Привел он меня в маленький трактир на канаве, внизу. Публики было мало. Играл расстроенный сиплый органчик, пахло засаленными салфетками; мы уселись в углу.

- Ты, может быть, не знаешь? я люблю иногда от скуки... от ужасной душевной скуки... заходить в разные вот эти клоаки. Эта обстановка, эта заикающаяся ария из "Лючии", эти половые в русских до неприличия костюмах, этот табачище, эти крики из биллиардной - все это до того пошло и прозаично, что граничит почти с фантастическим. Ну, так что ж, мой милый? этот сын Марса остановил нас на самом, кажется, интересном месте... А вот и чай; я люблю здесь чай... Представь, Петр Ипполитович вдруг сейчас стал там уверять этого другого рябого постояльца, что в английском парламенте, в прошлом столетии, нарочно назначена была комиссия из юристов, чтоб рассмотреть весь процесс Христа перед первосвященником и Пилатом, единственно чтоб узнать, как теперь это будет по нашим законам, и что все было произведено со всею торжественностью, с адвокатами, прокурорами и с прочим... ну и что присяжные принуждены были вынести обвинительный приговор... Удивительно что такое! Тот дурак жилец стал спорить, обозлился и рассорился и объявил, что завтра съезжает... хозяйка расплакалась, потому что теряет доход... Mais passons. В этих трактирах бывают иногда соловьи. Знаешь старый московский анекдот а la Петр Ипполитович? Поет в московском трактире соловей, входит купец "ндраву моему не препятствуй": "Что стоит соловей?" - "Сто рублей". - "Зажарить и подать!" Зажарили и подали. "Отрежь на гривенник". Я Петру Ипполитовичу рассказывал раз, но он не поверил, и даже с негодованием...

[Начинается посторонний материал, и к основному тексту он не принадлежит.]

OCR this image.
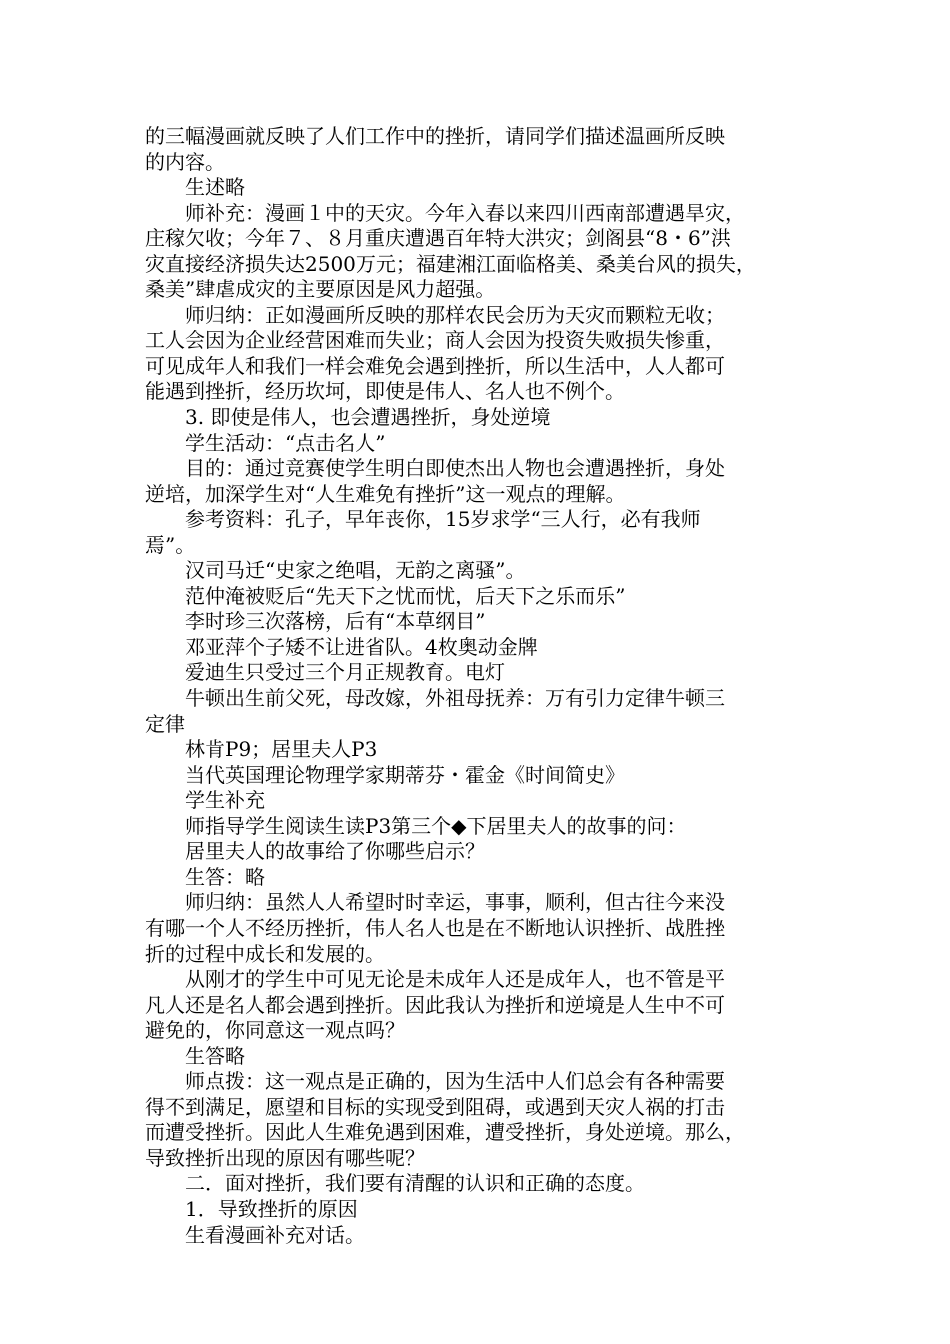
的三幅漫画就反映了人们工作中的挫折，请同学们描述温画所反映

的内容。

生述略

师补充：漫画１中的天灾。今年入春以来四川西南部遭遇旱灾，

庄稼欠收；今年７、８月重庆遭遇百年特大洪灾；剑阁县“8・6”洪

灾直接经济损失达2500万元；福建湘江面临格美、桑美台风的损失，

桑美”肆虐成灾的主要原因是风力超强。

师归纳：正如漫画所反映的那样农民会历为天灾而颗粒无收；

工人会因为企业经营困难而失业；商人会因为投资失败损失惨重，

可见成年人和我们一样会难免会遇到挫折，所以生活中，人人都可

能遇到挫折，经历坎坷，即使是伟人、名人也不例个。

3. 即使是伟人，也会遭遇挫折，身处逆境

学生活动：“点击名人”

目的：通过竞赛使学生明白即使杰出人物也会遭遇挫折，身处

逆培，加深学生对“人生难免有挫折”这一观点的理解。

参考资料：孔子，早年丧你，15岁求学“三人行，必有我师

焉”。

汉司马迁“史家之绝唱，无韵之离骚”。

范仲淹被贬后“先天下之忧而忧，后天下之乐而乐”

李时珍三次落榜，后有“本草纲目”

邓亚萍个子矮不让进省队。4枚奥动金牌

爱迪生只受过三个月正规教育。电灯

牛顿出生前父死，母改嫁，外祖母抚养：万有引力定律牛顿三

定律

林肯P9；居里夫人P3

当代英国理论物理学家期蒂芬・霍金《时间简史》

学生补充

师指导学生阅读生读P3第三个◆下居里夫人的故事的问：

居里夫人的故事给了你哪些启示？

生答：略

师归纳：虽然人人希望时时幸运，事事，顺利，但古往今来没

有哪一个人不经历挫折，伟人名人也是在不断地认识挫折、战胜挫

折的过程中成长和发展的。

从刚才的学生中可见无论是未成年人还是成年人，也不管是平

凡人还是名人都会遇到挫折。因此我认为挫折和逆境是人生中不可

避免的，你同意这一观点吗？

生答略

师点拨：这一观点是正确的，因为生活中人们总会有各种需要

得不到满足，愿望和目标的实现受到阻碍，或遇到天灾人祸的打击

而遭受挫折。因此人生难免遇到困难，遭受挫折，身处逆境。那么，

导致挫折出现的原因有哪些呢？

二．面对挫折，我们要有清醒的认识和正确的态度。

1．导致挫折的原因

生看漫画补充对话。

Он много еще говорил. Привожу эти отрывки для образчика. Он беспрерывно меня перебивал, чуть лишь я раскрывал рот, чтоб начать мой рассказ, и начинал говорить совершенно какой-нибудь особенный и не идущий вздор; говорил возбужденно, весело; смеялся бог знает чему и даже хихикал, чего я от него никогда не видывал. Он залпом выпил стакан чаю и налил новый. Теперь мне понятно: он походил тогда на человека, получившего дорогое, любопытное и долго ожидаемое письмо и которое тот положил перед собой и нарочно не распечатывает, напротив, долго вертит в руках, осматривает конверт, печать, идет распорядиться в другую комнату, отдаляет, одним словом, интереснейшую минуту, зная, что она ни за что не уйдет от него, и все это для большей полноты наслаждения.

Я, разумеется, все рассказал ему, все с самого начала, и рассказывал, может быть, около часу. Да и как могло быть иначе; я жаждал говорить еще давеча. Я начал с самой первой нашей встречи, тогда у князя, по ее приезде из Москвы; потом рассказал, как все это шло постепенно. Я не пропустил ничего, да и не мог пропустить: он сам наводил, он угадывал, он подсказывал. Мгновениями мне казалось, что происходит что-то фантастическое, что он где-нибудь там сидел или стоял за дверьми, каждый раз, во все эти два месяца: он знал вперед каждый мой жест, каждое мое чувство. Я ощущал необъятное наслаждение в этой исповеди ему, потому что видел в нем такую задушевную мягкость, такую глубокую психологическую тонкость, такую удивительную способность угадывать с четверть слова. Он выслушивал нежно, как женщина. Главное, он сумел сделать так, что я ничего не стыдился; иногда он вдруг останавливал меня на какой-нибудь подробности; часто останавливал и нервно повторял: "Не забывай мелочей, главное - не забывай мелочей, чем мельче черта, тем иногда она важнее". И в этом роде он несколько раз перебивал меня. О, разумеется, я начал сначала свысока, к ней свысока, но быстро свел на истину. Я искренно рассказал ему, что готов был бросаться целовать то место на полу, где стояла ее нога. Всего краше, всего светлее было то, что он в высшей степени понял, что "можно страдать страхом по документу" и в то же время оставаться чистым и безупречным существом, каким она сегодня передо мной открылась. Он в высшей степени понял слово "студент". Но когда я уже оканчивал, то заметил, что сквозь добрую улыбку его начало по временам проскакивать что-то уж слишком нетерпеливое в его взгляде, что-то как бы рассеянное и резкое. Когда я дошел до "документа", то подумал про себя: "Сказать ему настоящую правду или не сказать?" - и не сказал, несмотря на весь мой восторг. Это я отмечаю здесь для памяти на всю мою жизнь. Я ему объяснил дело так же, как и ей, то есть Крафтом. Глаза его загорелись. Странная складка мелькнула на лбу, очень мрачная складка.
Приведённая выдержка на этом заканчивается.